> LA MISA DE HOY
PBRO. MARCELO BARRIONUEVO
“En aquel tiempo, se acercaron unos fariseos y le preguntaron a Jesús para ponerlo a prueba: ¿Le es lícito a un hombre divorciarse de su mujer? Él les replicó: ¿Qué os ha mandado Moisés? Contestaron: Moisés permitió divorciarse dándole a la mujer un acta de repudio.
Jesús les dijo: ‘Por vuestra terquedad dejó escrito Moisés este precepto. Al principio de la creación Dios los creó hombre y mujer. Por eso abandonará el hombre a su padre y a su madre, se unirá a su mujer y serán los dos una sola carne. De modo que ya no son dos, sino una sola carne. Lo que Dios ha unido, que no lo separe el hombre’.
En casa, los discípulos volvieron a preguntarle sobre lo mismo. Él les dijo: ‘Si uno se divorcia de su mujer y se casa con otra, comete adulterio contra la primera. Y si ella se divorcia de su marido. y se casa con otro, comete adulterio’.
(Marcos 10,2-16).
¿Qué hacer para que el amor que unió a dos personas “en una sola carne” no lo apaguen las discrepancias de caracteres y gustos, el paso lento de los días iguales, los desengaños y los sinsabores y penas de la vida?
El amor es como un fuego que debe ser cuidado y alimentado cada día sacrificando troncos y ramas, y avivándolo con el soplete, el viento del Espíritu que lo hizo prender en el corazón de cada uno.
Serán esos troncos y ramas de la paciencia, la delicadeza en el trato mutuo, los detalles de servicio, el no elevar destempladamente la voz, evitar las indirectas, ese saber cuándo se debe callar y cuándo el silencio puede resultar antipático o hiriente, el buen humor en los momentos de tensión, el no querer tener siempre razón porque es más importante tener armonía y paz que tener razón, el pasar por alto los pequeños fallos que todos cometemos en la vida; ¡y tantos detalles pequeños más! Troncos y ramas que mantendrán encendido ese fuego. Recordemos esto: el amor no resuelve los problemas; los elimina impidiendo que se produzcan.

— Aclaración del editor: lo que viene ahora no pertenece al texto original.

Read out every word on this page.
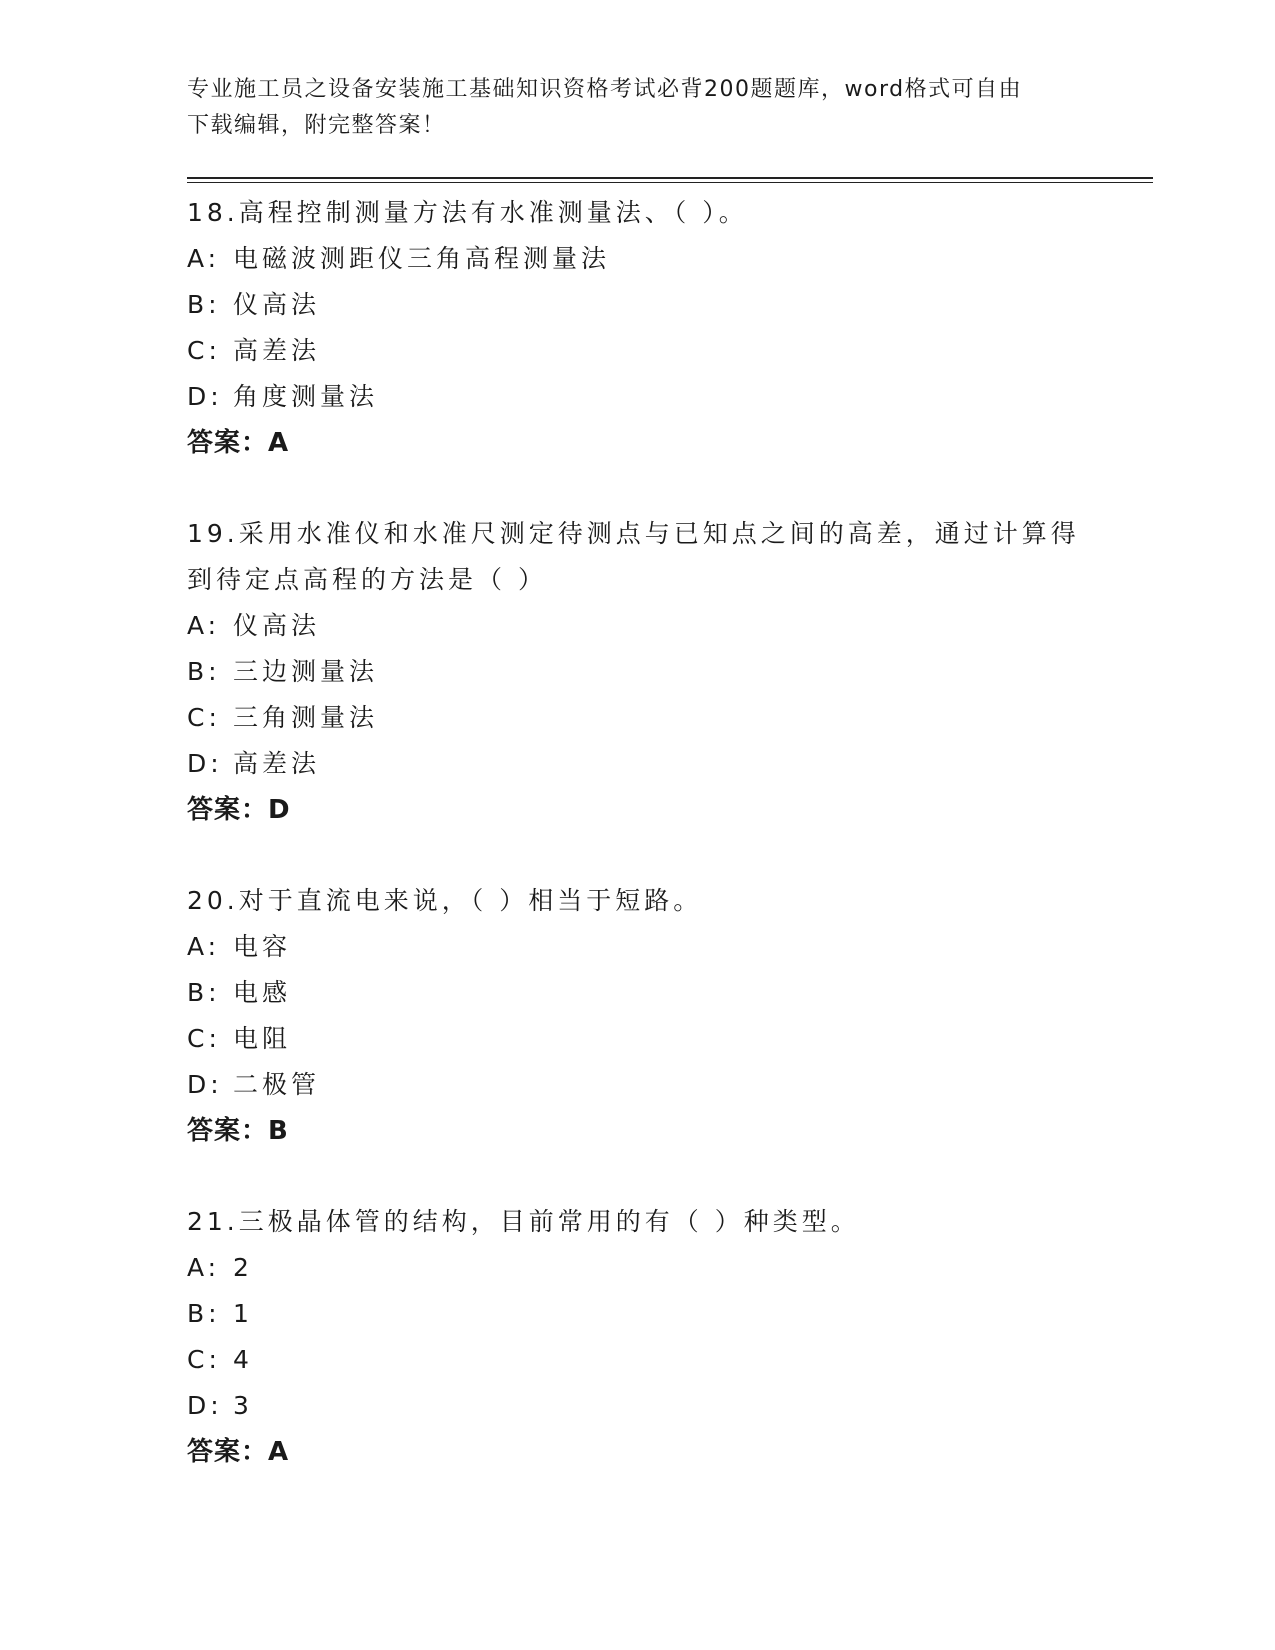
专业施工员之设备安装施工基础知识资格考试必背200题题库，word格式可自由
下载编辑，附完整答案！
18.高程控制测量方法有水准测量法、（ ）。
A: 电磁波测距仪三角高程测量法
B: 仪高法
C: 高差法
D: 角度测量法
答案：A
19.采用水准仪和水准尺测定待测点与已知点之间的高差，通过计算得
到待定点高程的方法是（ ）
A: 仪高法
B: 三边测量法
C: 三角测量法
D: 高差法
答案：D
20.对于直流电来说，（ ）相当于短路。
A: 电容
B: 电感
C: 电阻
D: 二极管
答案：B
21.三极晶体管的结构，目前常用的有（ ）种类型。
A: 2
B: 1
C: 4
D: 3
答案：A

Ya sabemos que la convivencia no siempre es fácil, pero no la hagamos más difícil todavía descuidando esas pequeñas cosas que el amor convierte en grandes y que hacen, también grande, al amor. “Un pequeño acto, hecho por amor, ¡cuánto vale!”, afirma San Josemaría Escrivá, y añade: “Has errado el camino si desprecias las cosas pequeñas”.
Aquella gran figura que fue el cardenal Newman escribió: “No es posible encontrar a dos personas por muy íntimas que sean, por mucho que congenien en sus gustos y apreciaciones, por mucha afinidad de sentimientos espirituales que existan entre las mismas, que no se vean obligadas a renunciar en beneficio mutuo a muchos de sus gustos y deseos si quieren vivir juntas felizmente. El compromiso, en el más amplio sentido de la palabra, es el principio de toda combinación, y cualquiera que insista en gozar plenamente de sus derechos, en manifestar sus opiniones sin tolerar las de su prójimo, y de esta suerte en los distintos aspectos, habrá de resignarse forzosamente a vivir solo, pues le será imposible hacerlo en comunidad”.
No le cerremos la puerta a la armonía familiar por el egoísmo de pensar sólo en los propios gustos e intereses. Ningún valor por grande que parezca es comparable a la paz familiar.
¡Unidad por encima de todo, aunque haya que sacrificar algún derecho! No hay felicidad allí donde no hay fidelidad a esas pequeñas renuncias, a esas menudas atenciones, que hacen grande y fuerte el amor y constituyen el secreto de la armonía conyugal.